Le Temps s’associe au Grand Théâtre de Genève dans le cadre d’une série d’articles proposés par l’institution. Retrouvez les contenus de la saison 2024-2025 dans notre dossier dédié et dans le PDF du magazine.

Voici plus de 20 ans que Romeo Castellucci, l’une des figures théâtrales les plus puissantes du XXIe siècle, sculpte sur scène les multiples visages de notre humanité. On se souvient de manière impérissable de ce piano brûlé installé dans la nef de l’église des Célestins à Avignon baignant dans l’eau, l’abattant de son couvercle ouvert comme grande aile carbonisée.  Le « paradis » de cette trilogie inspirée de la Divine Comédie au festival d’Avignon en 2008 avait échaudé les esprits. Castellucci a parfois scandalisé, souvent perturbé comme dans son sidérant Go down, Moses en référence à une chanson de Louis Armstrong donné au théâtre de Vidy en 2014. Mais qu’il dialogue avec Dante, qu’il rappelle le chant émancipateur des Noirs américains ou qu’il transfigure la symphonie « Résurrection » de Gustav Mahler, c’est toujours en étant porté par les écritures, fussent-elles saintes.
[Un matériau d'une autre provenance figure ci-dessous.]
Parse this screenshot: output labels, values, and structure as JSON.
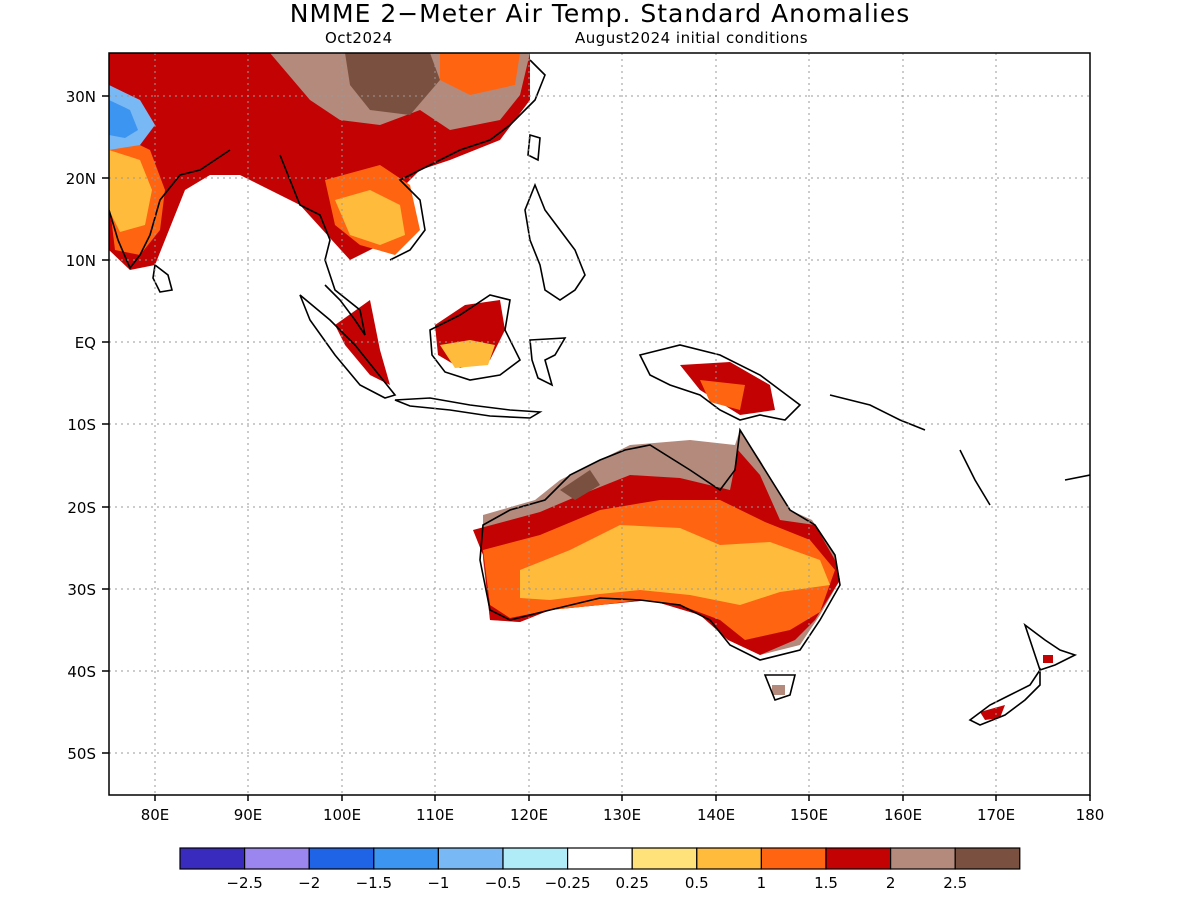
{
  "title": "NMME 2−Meter Air Temp. Standard Anomalies",
  "target_month": "Oct2024",
  "init_conditions": "August2024 initial conditions",
  "lat_labels": [
    "30N",
    "20N",
    "10N",
    "EQ",
    "10S",
    "20S",
    "30S",
    "40S",
    "50S"
  ],
  "lon_labels": [
    "80E",
    "90E",
    "100E",
    "110E",
    "120E",
    "130E",
    "140E",
    "150E",
    "160E",
    "170E",
    "180"
  ],
  "legend": {
    "colors": [
      "#3a2bbf",
      "#9b86f0",
      "#1f63e6",
      "#3c95f0",
      "#78b8f4",
      "#b0ecf8",
      "#ffffff",
      "#ffe27a",
      "#ffbb3c",
      "#ff6410",
      "#c30303",
      "#b48a7c",
      "#7a5040"
    ],
    "labels": [
      "−2.5",
      "−2",
      "−1.5",
      "−1",
      "−0.5",
      "−0.25",
      "0.25",
      "0.5",
      "1",
      "1.5",
      "2",
      "2.5"
    ]
  }
}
Bologne a été le lieu de notre rendez-vous. Celle qu’on surnomme la ville rouge lui va si bien. Ville centrale, située sur l’ancienne frontière des États pontificaux, l’air est ici à la résistance, à la tolérance, à l’extravagance. Dans cette Italie vieillissante où l’extrême droite de Giorgia Meloni agite les spectres du déclin, la capitale d’Émilie-Romagne offre une alternative jeune, ouverte, collective. On aura également découvert que Bologne était symboliquement la ville adéquate pour discuter du Stabat Mater. Si l’interview avec Castellucci portait sur celui de Pergolèse, qu’il mettra en scène à la Cathédrale Saint-Pierre en compagnie de deux pièces du compositeur italien Giacinto Scelsi datées de 1959 et 1970, Gioachino Rossini y avait présenté le sien dans la grande salle du palais de l’Archiginnasio en mars 1842.
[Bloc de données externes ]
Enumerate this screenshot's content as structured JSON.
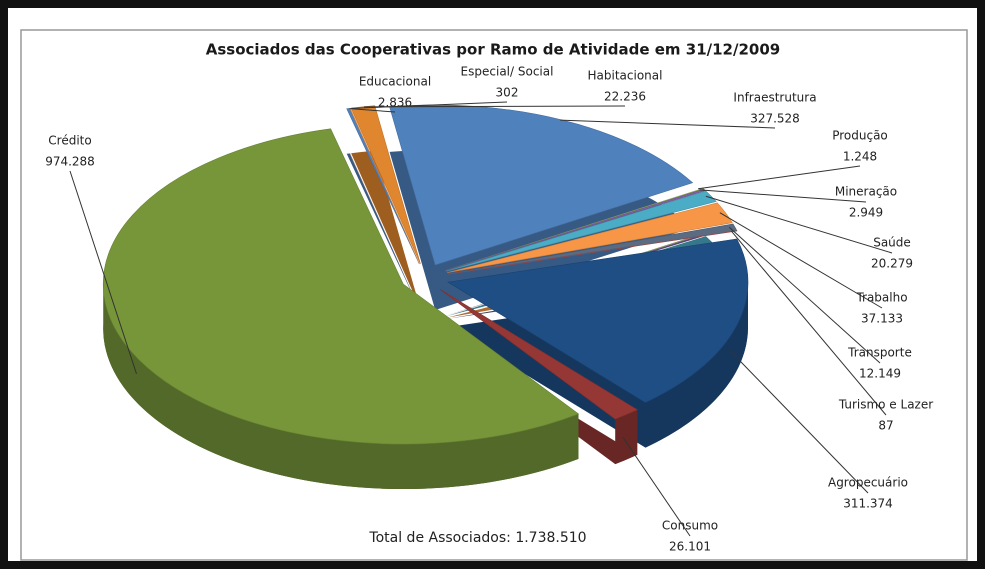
{
  "chart_data": {
    "type": "pie",
    "title": "Associados das Cooperativas  por Ramo de Atividade em 31/12/2009",
    "total_label": "Total de Associados: 1.738.510",
    "categories": [
      "Educacional",
      "Especial/ Social",
      "Habitacional",
      "Infraestrutura",
      "Produção",
      "Mineração",
      "Saúde",
      "Trabalho",
      "Transporte",
      "Turismo e Lazer",
      "Agropecuário",
      "Consumo",
      "Crédito"
    ],
    "values": [
      2836,
      302,
      22236,
      327528,
      1248,
      2949,
      20279,
      37133,
      12149,
      87,
      311374,
      26101,
      974288
    ],
    "value_labels": [
      "2.836",
      "302",
      "22.236",
      "327.528",
      "1.248",
      "2.949",
      "20.279",
      "37.133",
      "12.149",
      "87",
      "311.374",
      "26.101",
      "974.288"
    ],
    "colors": [
      "#4f81bd",
      "#f79646",
      "#e0862e",
      "#4f81bd",
      "#9bbb59",
      "#8064a2",
      "#4bacc6",
      "#f79646",
      "#5b6b82",
      "#c0504d",
      "#1f4e85",
      "#953735",
      "#77963a"
    ]
  }
}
Le spectacle Sur le concept de visage du fils de Dieu a été créé en Allemagne en 2010 et a été présenté au Théâtre de Vidy en 2015. La scène y est dominée par une représentation géante du Christ, tirée du Salvator Mundi peint par Antonello de Messine. — © drama-berlin.de / IMAGO Le spectacle Sur le concept de visage du fils de Dieu a été créé en Allemagne en 2010 et a été présenté au Théâtre de Vidy en 2015. La scène y est dominée par une représentation géante du Christ, tirée du Salvator Mundi peint par Antonello de Messine. — © drama-berlin.de / IMAGO

Quelle relation entretenez-vous  avec la musique?
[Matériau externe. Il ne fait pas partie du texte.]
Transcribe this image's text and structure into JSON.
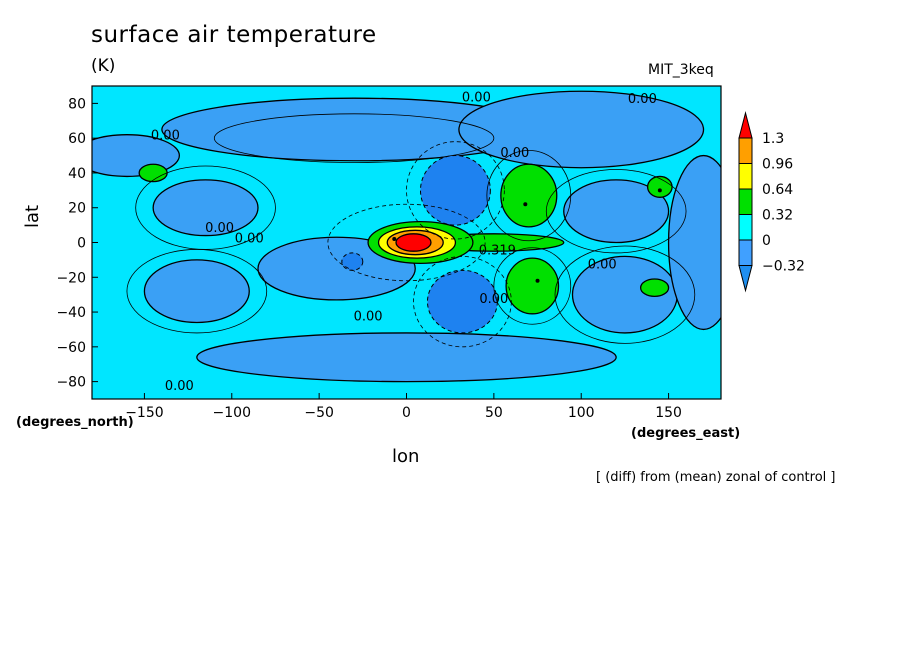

Romeo Castellucci : Je pourrais dire qu’il n’y en a pas, dans la mesure où je n’entretiens pas une idée intellectuelle face à la musique. J’ai toujours été immergé dedans, transporté par les sons. C’est inéluctable pour moi. Ce n’est même pas un choix. Lorsque je mets en scène du théâtre, la relation entre l’image et le son est radicale. Souvent, le son est comme une onde qui précède l’image. Parfois, le son lui-même produit une image : c’est d’ailleurs ce qu’il se passe dans la tête de l’auditeur lorsqu’il écoute de la musique. Cette liberté de l’imagination est un espace très important à conquérir.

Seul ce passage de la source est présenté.